On the other hand, it could be a fun challenge to try to integrate a bunch of the smaller displays into a single large one--though I imagine the novelty of coding on something like that would wear off pretty quickly ~wry grin~
Thanks! That link color doesn't show up well on my display; didn't realize PDI was a vendor rather than an industry spec of some kind. This is what I needed.
I worked with Visionect to create an interactive menu using their ePaper Development Kit[1]. The ePaper technology itself has refresh speed limitations, but great resolution & power-saving advantages. Their SDK exposes a JavaScript API for handling display refresh, which was easy to implement in Backbone.js render methods. You should try this if you want to build an MVC App[2] on an ePaper device.
Looks pretty neat. I can't find it on their site, but will this work with Raspberry Pi? I presume so, but it's not listed under their fully supported list.
It will, but they don't provide code examples. This display is interfaced via a SPI connection, and the RPi has one SPI bus (see: http://elinux.org/RPi_SPI). I expect that a community driver will be written presently now that there are eyeballs on this project.
So far it has been really hard buying E-paper displays as a hobbyist, with Sparkfun[1] being the only easy option. Crap, scrape that... it has been retired.
I once tried to get some people together and make a kit[2], but that project never went anywhere.
I've had a few things I've wanted to do with ePaper but have never found a decent development kit -- everything I found when I searched last year was along the lines of a small, thin strip. No big panels like you'd find in a Kindle.
I have always wanted a e-Ink display connected to my iPhone, perhaps now we can make one ourselves! Interested helping me out? please email me at giovanni dot donelli at gmail
They were working on some interesting stuff at Bridgestone of all places, called Aerobee, but that was two years ago.. it's not profitable when there are only a couple big buyers of the things and you don't make much margin since they're all budget devices. I think the tech will stay around in a low key way until a major breakthrough, and you'll hear about it.

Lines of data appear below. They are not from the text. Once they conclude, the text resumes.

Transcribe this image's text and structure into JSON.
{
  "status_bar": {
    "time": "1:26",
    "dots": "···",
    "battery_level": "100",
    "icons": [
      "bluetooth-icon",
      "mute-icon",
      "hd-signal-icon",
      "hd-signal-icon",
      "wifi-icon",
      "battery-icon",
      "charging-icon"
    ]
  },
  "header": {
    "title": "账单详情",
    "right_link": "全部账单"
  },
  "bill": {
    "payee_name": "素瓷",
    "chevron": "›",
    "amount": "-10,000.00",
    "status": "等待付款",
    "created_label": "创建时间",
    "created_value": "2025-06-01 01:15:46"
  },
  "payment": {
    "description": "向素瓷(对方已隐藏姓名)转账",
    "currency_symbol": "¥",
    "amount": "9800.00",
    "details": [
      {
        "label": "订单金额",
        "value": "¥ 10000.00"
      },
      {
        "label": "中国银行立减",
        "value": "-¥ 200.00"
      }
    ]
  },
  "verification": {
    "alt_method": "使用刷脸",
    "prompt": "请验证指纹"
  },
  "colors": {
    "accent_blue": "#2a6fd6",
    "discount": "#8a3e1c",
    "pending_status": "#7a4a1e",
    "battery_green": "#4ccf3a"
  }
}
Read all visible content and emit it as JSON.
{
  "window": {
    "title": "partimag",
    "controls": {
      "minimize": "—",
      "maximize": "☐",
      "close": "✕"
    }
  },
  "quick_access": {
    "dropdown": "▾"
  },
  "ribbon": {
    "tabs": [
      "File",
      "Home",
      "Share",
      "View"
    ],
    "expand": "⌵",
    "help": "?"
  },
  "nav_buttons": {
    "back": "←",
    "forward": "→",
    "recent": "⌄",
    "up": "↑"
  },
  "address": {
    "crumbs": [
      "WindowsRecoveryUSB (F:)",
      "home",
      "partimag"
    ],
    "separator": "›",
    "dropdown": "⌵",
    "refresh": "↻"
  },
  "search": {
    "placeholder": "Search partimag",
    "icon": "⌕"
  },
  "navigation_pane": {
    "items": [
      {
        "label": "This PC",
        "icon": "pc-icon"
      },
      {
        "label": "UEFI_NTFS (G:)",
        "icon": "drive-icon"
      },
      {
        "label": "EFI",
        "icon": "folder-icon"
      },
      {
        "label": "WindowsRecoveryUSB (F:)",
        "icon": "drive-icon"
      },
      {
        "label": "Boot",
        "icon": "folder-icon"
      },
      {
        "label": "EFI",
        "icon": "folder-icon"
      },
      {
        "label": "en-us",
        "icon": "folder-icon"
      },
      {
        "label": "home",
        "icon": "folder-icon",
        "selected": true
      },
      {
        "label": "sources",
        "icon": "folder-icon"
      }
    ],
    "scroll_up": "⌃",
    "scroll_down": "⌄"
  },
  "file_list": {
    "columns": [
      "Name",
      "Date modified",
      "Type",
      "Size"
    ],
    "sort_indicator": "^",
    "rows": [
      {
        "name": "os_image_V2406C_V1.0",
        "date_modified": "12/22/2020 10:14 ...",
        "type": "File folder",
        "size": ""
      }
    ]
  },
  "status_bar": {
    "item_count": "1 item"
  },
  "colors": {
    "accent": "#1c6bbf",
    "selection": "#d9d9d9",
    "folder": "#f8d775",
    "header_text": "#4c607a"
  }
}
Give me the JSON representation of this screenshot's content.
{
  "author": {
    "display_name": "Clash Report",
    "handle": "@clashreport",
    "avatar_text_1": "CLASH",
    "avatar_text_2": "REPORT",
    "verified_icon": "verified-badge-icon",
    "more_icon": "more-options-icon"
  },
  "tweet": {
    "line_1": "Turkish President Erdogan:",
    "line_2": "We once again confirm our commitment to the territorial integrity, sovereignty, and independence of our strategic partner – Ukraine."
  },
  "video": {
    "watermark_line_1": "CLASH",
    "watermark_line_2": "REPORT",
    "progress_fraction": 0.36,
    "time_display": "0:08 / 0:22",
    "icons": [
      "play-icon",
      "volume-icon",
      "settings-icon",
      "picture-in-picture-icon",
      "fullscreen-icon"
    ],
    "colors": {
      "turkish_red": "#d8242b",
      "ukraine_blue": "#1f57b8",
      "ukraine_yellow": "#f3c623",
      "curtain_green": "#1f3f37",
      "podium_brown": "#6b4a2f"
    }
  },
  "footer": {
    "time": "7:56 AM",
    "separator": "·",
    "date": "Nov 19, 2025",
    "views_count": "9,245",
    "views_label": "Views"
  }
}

> If the history of the Internet has proven anything, it is that open technologies lead to unbounded innovation and unprecedented value added to the entire economy.
When has that been true for hardware? It seems to me that the most exciting hardware innovations have been proprietary models.
Qualcom has been working on Mirasol [0], an alternative to ePaper for a long time now. I saw it 4 years ago at Mobile World Congress and it really looks nice. Full colour screens and the more light you pump in, the better it looks.
Sadly, so far they are nowhere near a commercial rollout.